A intenção da TGO é compensar o uso da infraestrutura urbana e garantir uma forma de controle e arrecadação municipal sobre essas operações.
Tributação e exigências para os motoristas
Já os motoristas parceiros não são isentos de obrigações. Para atuar legalmente em São Carlos, eles devem estar formalmente cadastrados na prefeitura e atender a uma série de exigências, incluindo:
- CNH com EAR (Exerce Atividade Remunerada);
- Certidões negativas criminais — federais e estaduais;
- Exame toxicológico anual;
- Inscrição no ISSQN, o Imposto Sobre Serviços de Qualquer Natureza;
- Comprovação de inscrição no INSS como contribuinte individual;
- Seguro APP, que cobre acidentes com passageiros;
- Veículo com no máximo 10 anos de fabricação, em nome do motorista ou de parentes de até 3º grau (ou mediante cessão ou aluguel conforme a lei);
- Placa na categoria particular, com capacidade máxima de 7 ocupantes.
Além disso, motoristas com condenações criminais por determinados tipos de crimes (vida, dignidade sexual, roubo, tráfico, estelionato etc.) estão impedidos de atuar no transporte de passageiros.
Atuação livre por toda a cidade
A prefeitura também confirma que não há restrições de horário ou zonas proibidas para o trabalho dos motoristas de aplicativo.
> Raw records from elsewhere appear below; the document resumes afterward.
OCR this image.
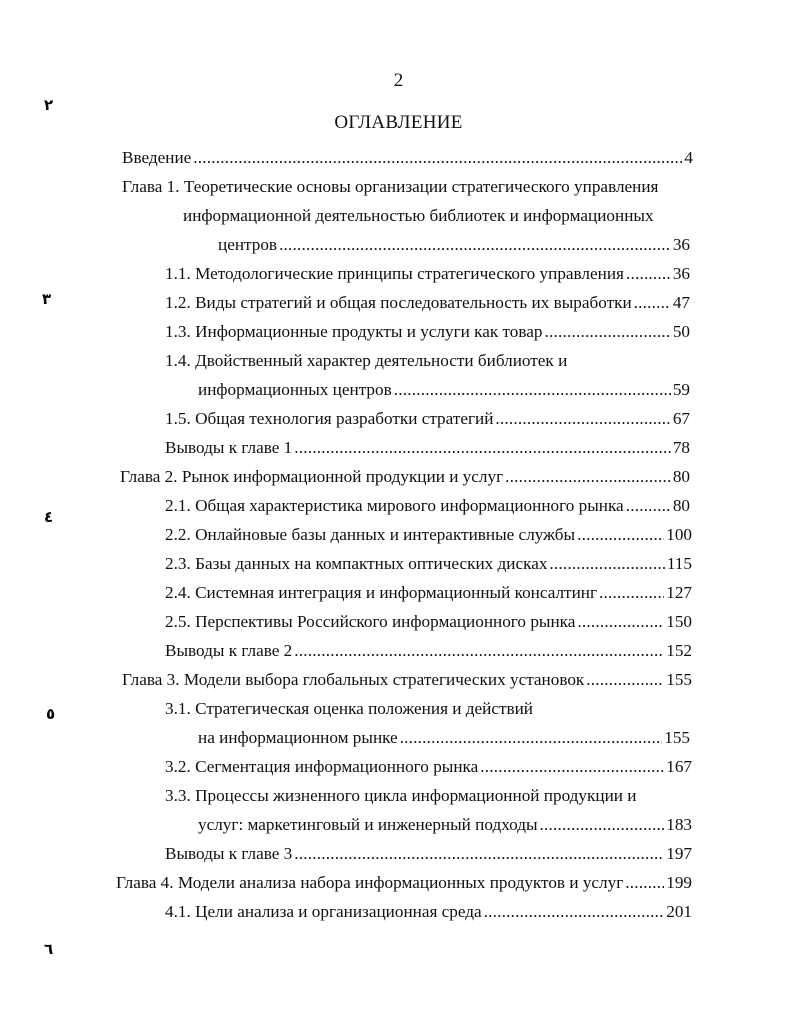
2
ОГЛАВЛЕНИЕ
٢
٣
٤
٥
٦
Введение .....	4
Глава 1. Теоретические основы организации стратегического управления
информационной деятельностью библиотек и информационных
центров .....	36
1.1. Методологические принципы стратегического управления .....	36
1.2. Виды стратегий и общая последовательность их выработки ..... 47
1.3. Информационные продукты и услуги как товар .....	50
1.4. Двойственный характер деятельности библиотек и
информационных центров .....	59
1.5. Общая технология разработки стратегий .....	67
Выводы к главе 1 .....	78
Глава 2. Рынок информационной продукции и услуг .....	80
2.1. Общая характеристика мирового информационного рынка .....	80
2.2. Онлайновые базы данных и интерактивные службы .....	100
2.3. Базы данных на компактных оптических дисках .....	115
2.4. Системная интеграция и информационный консалтинг .....	127
2.5. Перспективы Российского информационного рынка .....	150
Выводы к главе 2 .....	152
Глава 3. Модели выбора глобальных стратегических установок .....	155
3.1. Стратегическая оценка положения и действий
на информационном рынке .....	155
3.2. Сегментация информационного рынка .....	167
3.3. Процессы жизненного цикла информационной продукции и
услуг: маркетинговый и инженерный подходы .....	183
Выводы к главе 3 .....	197
Глава 4. Модели анализа набора информационных продуктов и услуг ..... 199
4.1. Цели анализа и организационная среда .....	201
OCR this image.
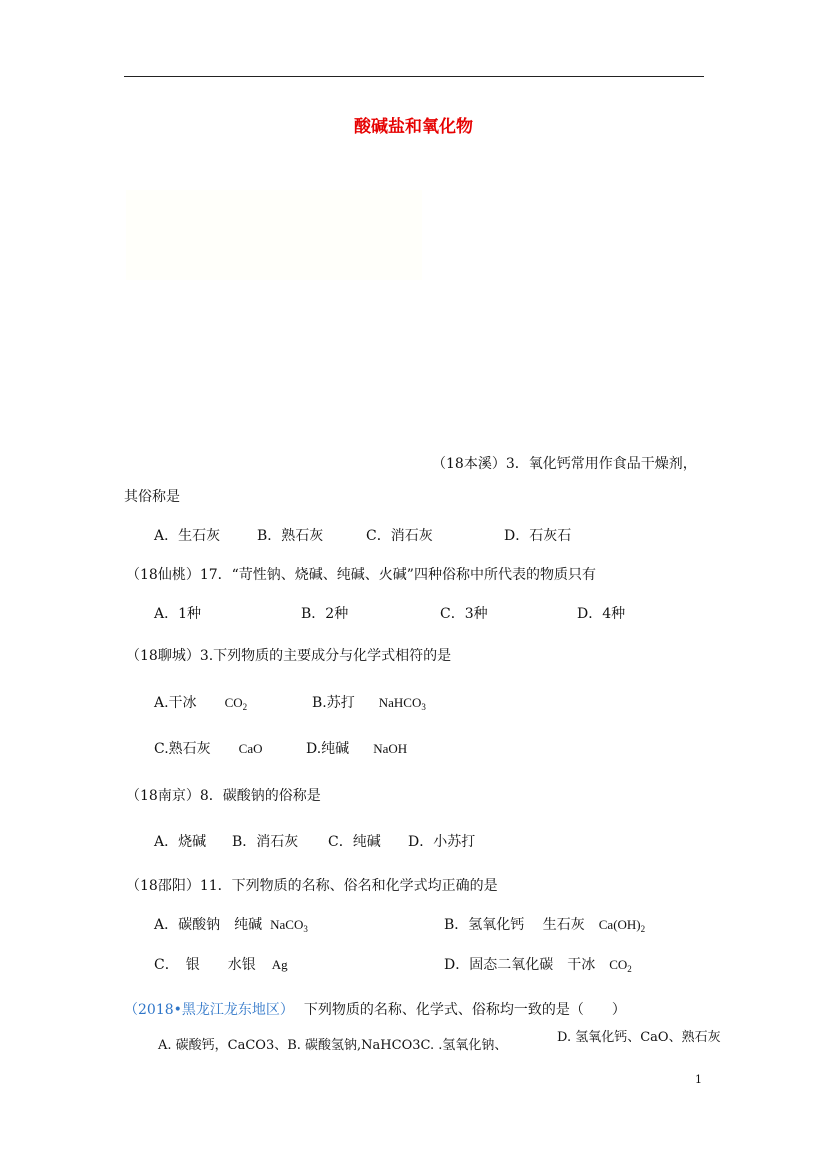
酸碱盐和氧化物
（18本溪）3．氧化钙常用作食品干燥剂，
其俗称是
A．生石灰	B．熟石灰	C．消石灰	D．石灰石
（18仙桃）17．“苛性钠、烧碱、纯碱、火碱”四种俗称中所代表的物质只有
A．1种	B．2种	C．3种	D．4种
（18聊城）3.下列物质的主要成分与化学式相符的是
A.干冰 $CO_2$	B.苏打 NaHCO$_3$
C.熟石灰 CaO	D.纯碱 NaOH
（18南京）8．碳酸钠的俗称是
A．烧碱 B．消石灰 C．纯碱 D．小苏打
（18邵阳）11．下列物质的名称、俗名和化学式均正确的是
A．碳酸钠　纯碱 NaCO$_3$	B．氢氧化钙　 生石灰 $Ca(OH)_2$
C．　银　　水银 Ag	D．固态二氧化碳　干冰 $CO_2$
（2018•黑龙江龙东地区） 下列物质的名称、化学式、俗称均一致的是（　　）
A. 碳酸钙，CaCO3、B. 碳酸氢钠,NaHCO3C. .氢氧化钠、
D. 氢氧化钙、CaO、熟石灰
1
Eles podem atuar em todo o território urbano de São Carlos, a qualquer hora do dia.
Hoje, segundo Luciene, o número estimado de motoristas cadastrados no município gira em torno de 600 profissionais.
Na prática, motoristas dizem que a regulamentação existe, mas pouco impacta no dia a dia
Apesar do avanço formal na legislação, os relatos de motoristas ouvidos pela reportagem — Marcelo, William e Renato — revelam uma distância entre o que está previsto em lei e o que é vivenciado nas ruas.
Marcelo, que inclusive participou do processo de regulamentação, afirma que a lei não foi efetivamente implementada. “A prefeitura exigiu documentos, mas não fiscalizou nada. Só gerou despesas para o motorista, sem oferecer contrapartida”, disse.
William também destaca que não vê fiscalização nem suporte por parte do poder público. Segundo ele, a cidade vive uma espécie de “terra de ninguém” entre os apps, onde o motorista é penalizado por passageiros e algoritmos, mas não encontra respaldo institucional.
Renato, por sua vez, acredita que a existência de um novo aplicativo só teria sucesso se viesse acompanhado de apoio e fiscalização da prefeitura. Para ele, as regras existem, mas não são sentidas no cotidiano: “Todo mundo roda, poucos são realmente cadastrados, e a prefeitura nem sabe o que acontece no app.”